Dr. Reddy's Laboratories heads into its May 22 earnings release with the lending market flashing its most urgent signal yet — even as options traders refuse to blink.
The borrow story has sharpened materially since yesterday's preview. Availability has collapsed to 33.5%, down from 62.7% just one session earlier and from nearly 88% two weeks ago. That means roughly two shares are now borrowed for every one still available to lend — the tightest the lending pool has been since the 52-week low of 16.8%. Cost to borrow has climbed alongside it, rising 24% over the week to 0.65%. Short interest itself has grown 7.6% in a week to approximately 16.6 million shares, extending a build that began in early May. The ORTEX short score has edged to 55.4, a multi-week high.

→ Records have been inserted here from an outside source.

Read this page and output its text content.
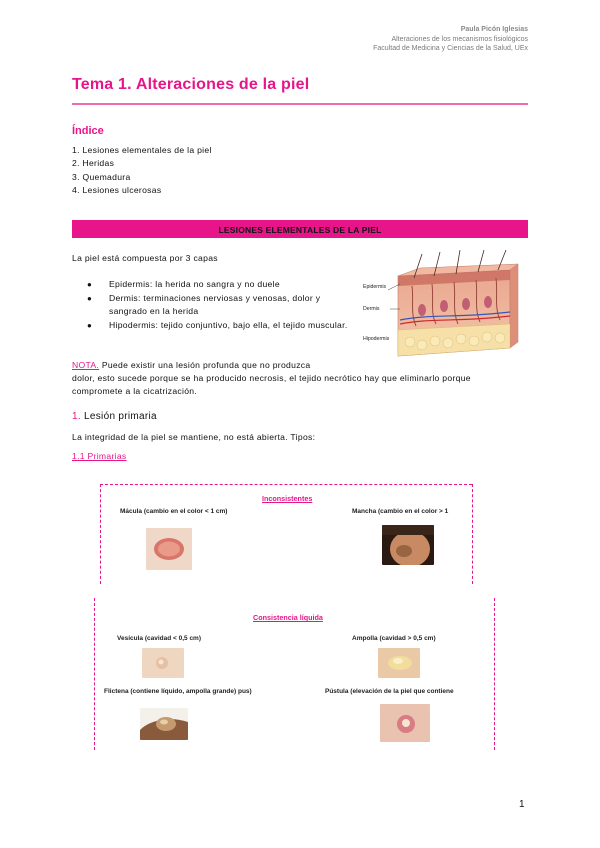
Paula Picón Iglesias
Alteraciones de los mecanismos fisiológicos
Facultad de Medicina y Ciencias de la Salud, UEx
Tema 1. Alteraciones de la piel
Índice
1. Lesiones elementales de la piel
2. Heridas
3. Quemadura
4. Lesiones ulcerosas
LESIONES ELEMENTALES DE LA PIEL
La piel está compuesta por 3 capas
● Epidermis: la herida no sangra y no duele
● Dermis: terminaciones nerviosas y venosas, dolor y sangrado en la herida
● Hipodermis: tejido conjuntivo, bajo ella, el tejido muscular.
Epidermis
Dermis
Hipodermis
NOTA. Puede existir una lesión profunda que no produzca
dolor, esto sucede porque se ha producido necrosis, el tejido necrótico hay que eliminarlo porque
compromete a la cicatrización.
1. Lesión primaria
La integridad de la piel se mantiene, no está abierta. Tipos:
1.1 Primarias
Inconsistentes
Mácula (cambio en el color < 1 cm)	Mancha (cambio en el color > 1
Consistencia líquida
Vesícula (cavidad < 0,5 cm)	Ampolla (cavidad > 0,5 cm)
Flictena (contiene líquido, ampolla grande) pus)	Pústula (elevación de la piel que contiene
1
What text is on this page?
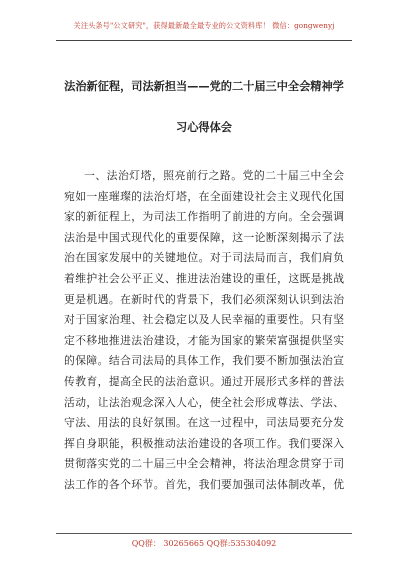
关注头条号"公文研究"，获得最新最全最专业的公文资料库！ 微信：gongwenyj
法治新征程，司法新担当——党的二十届三中全会精神学
习心得体会
一、法治灯塔，照亮前行之路。党的二十届三中全会
宛如一座璀璨的法治灯塔，在全面建设社会主义现代化国
家的新征程上，为司法工作指明了前进的方向。全会强调
法治是中国式现代化的重要保障，这一论断深刻揭示了法
治在国家发展中的关键地位。对于司法局而言，我们肩负
着维护社会公平正义、推进法治建设的重任，这既是挑战
更是机遇。在新时代的背景下，我们必须深刻认识到法治
对于国家治理、社会稳定以及人民幸福的重要性。只有坚
定不移地推进法治建设，才能为国家的繁荣富强提供坚实
的保障。结合司法局的具体工作，我们要不断加强法治宣
传教育，提高全民的法治意识。通过开展形式多样的普法
活动，让法治观念深入人心，使全社会形成尊法、学法、
守法、用法的良好氛围。在这一过程中，司法局要充分发
挥自身职能，积极推动法治建设的各项工作。我们要深入
贯彻落实党的二十届三中全会精神，将法治理念贯穿于司
法工作的各个环节。首先，我们要加强司法体制改革，优
QQ群： 30265665 QQ群:535304092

Taken together, the lending market now reads as notably more congested than at any point during this earnings-preview cycle.
Options traders are not reading the same script. The put/call ratio held near 0.15 on Wednesday — well below its 20-day average of 0.38 and close to the low end of its 52-week range. Call demand continues to dominate flow by a wide margin. The contrast with the PCR readings above 1.10 seen as recently as May 7–8 is stark. That earlier defensive spike has completely unwound, and the current positioning reflects appetite for upside exposure rather than protection. Price action is consistent with that posture: the ADR gained 1.3% on Wednesday and is up nearly 5% on the week to $13.63, recovering the ground lost in the mid-May sell-off.
The institutional ownership picture adds context. The two largest holders — Kallam Reddy and Gunupati Prasad — together control roughly 27% of shares and have not moved their positions since December. BlackRock added around 1.3 million shares through April, and Boston Partners built a position of over 4 million shares in the first quarter. That ownership concentration in stable, long-term hands limits the free float available to the lending market — which may partly explain why availability has tightened so quickly even as short interest growth remains measured rather than extreme. The analyst data on file is too stale to cite meaningfully; the most recent credible action was HSBC's upgrade to Buy with a $16.90 target, reported in June 2025.
Thursday's print will test whether the bullish options positioning reflects genuine fundamental confidence in the quarter — or simply a positioning overshoot in a thinly-traded ADR with a dwindling lending pool.